It is known that a system marginally stable if and only if the real part of every pole in the system's transfer-function is non-positive, one or more poles have zero real part, and all poles with zero real part are simple roots (i.e. the poles on the imaginary axis are all distinct from one another).[Wikipedia].

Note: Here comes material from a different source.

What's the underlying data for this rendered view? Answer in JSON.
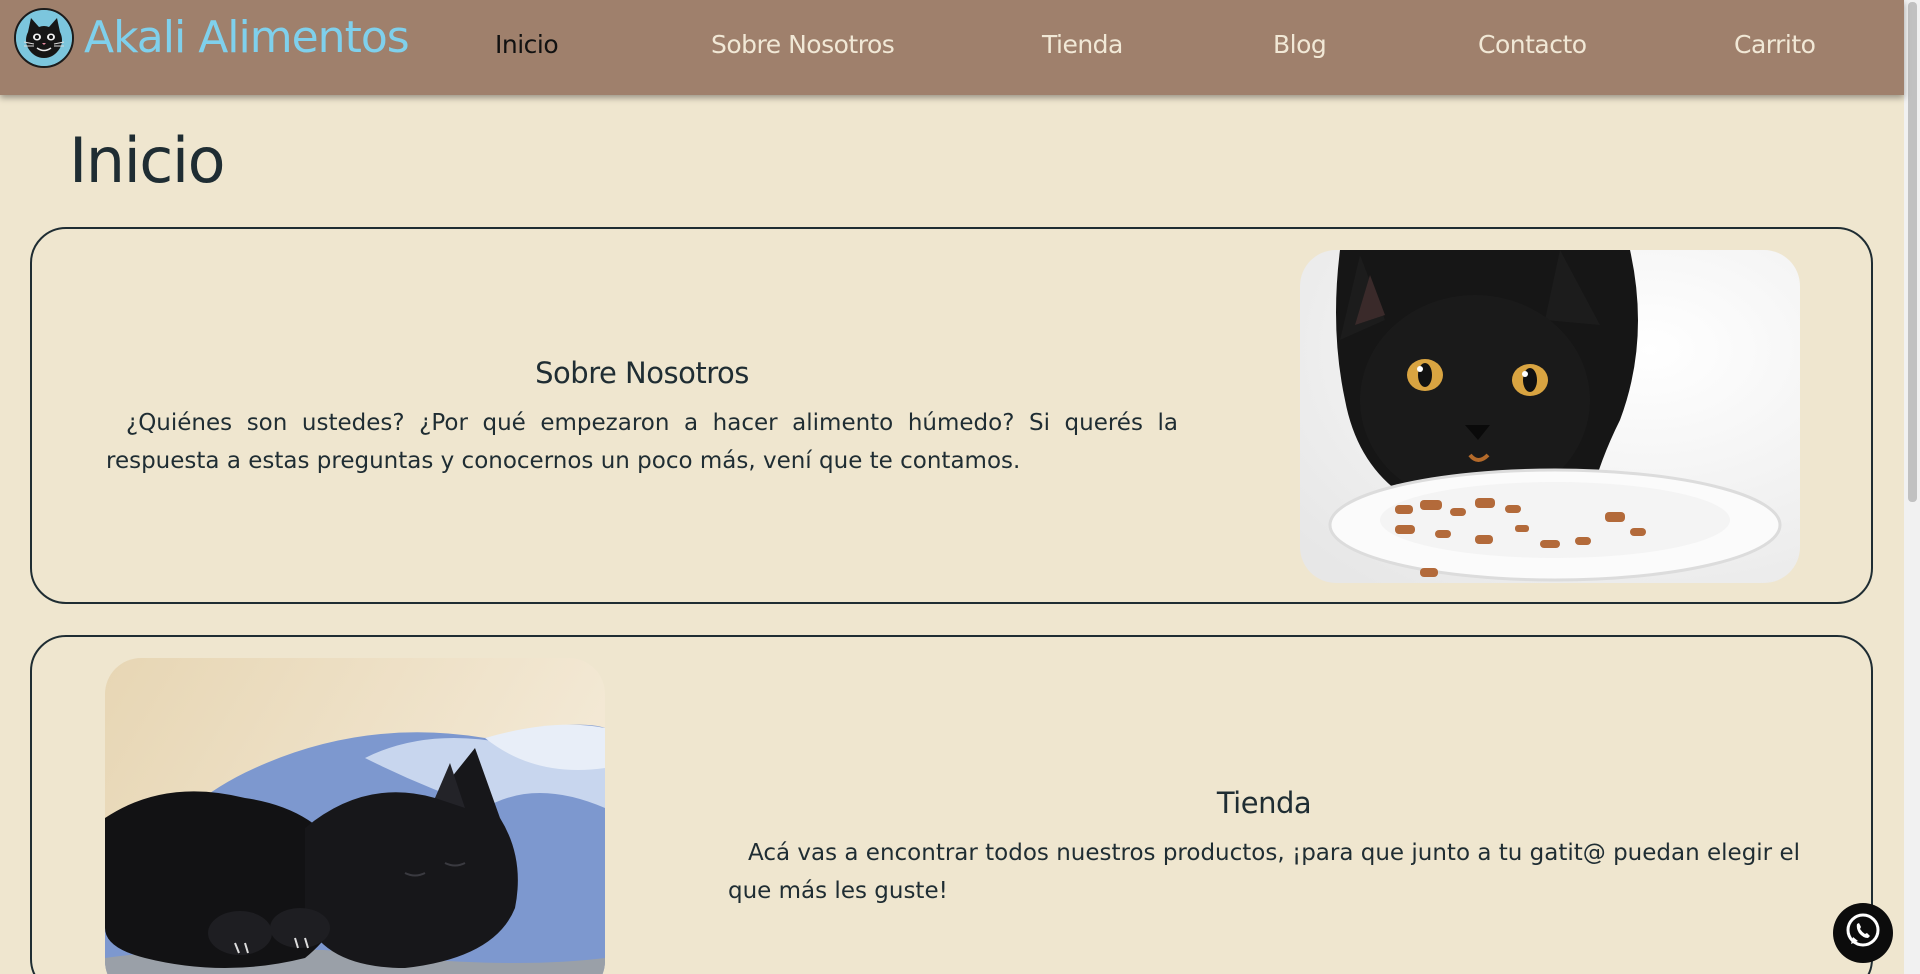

My question is based on the definition, a system with state space representation (A,B,C), where
$A = \begin{bmatrix} 0 & 0\\ 0 & 0 \end{bmatrix}$ that has a non simple root at origin, is considered unstable? why?
Best Answer
Suppose that
$$\mathrm A = \mathrm O_2 \qquad \qquad \mathrm b = \begin{bmatrix} 0\\ 1\end{bmatrix} \qquad \qquad \mathrm c = \begin{bmatrix} 1 & 1\end{bmatrix}$$
and that the initial condition is $\mathrm x_0 := (x_{10}, x_{20})$. Hence, the states are
$$x_1 (t) = x_{10} \qquad \qquad \qquad x_2 (t) = x_{20} + \int_0^{t} u (\tau) \,\mathrm{d}\tau$$
and the output signal is
$$y (t) = (x_{10} + x_{20}) + \int_0^{t} u (\tau) \,\mathrm{d}\tau$$
Suppose that we start from zero initial conditions and that the input signal is constant, say, $u = 1$. Hence, the output signal is given by
$$y (t) = \int_0^{t} u (\tau) \,\mathrm{d}\tau = t$$
Thus, even though the LTI system is internally marginally stable (the zero eigenvalue has two $1 \times 1$ Jordan blocks, rather than one $2 \times 2$ Jordan block), it is not BIBO (bounded input, bounded output) stable, as a bounded input can produce an unbounded output.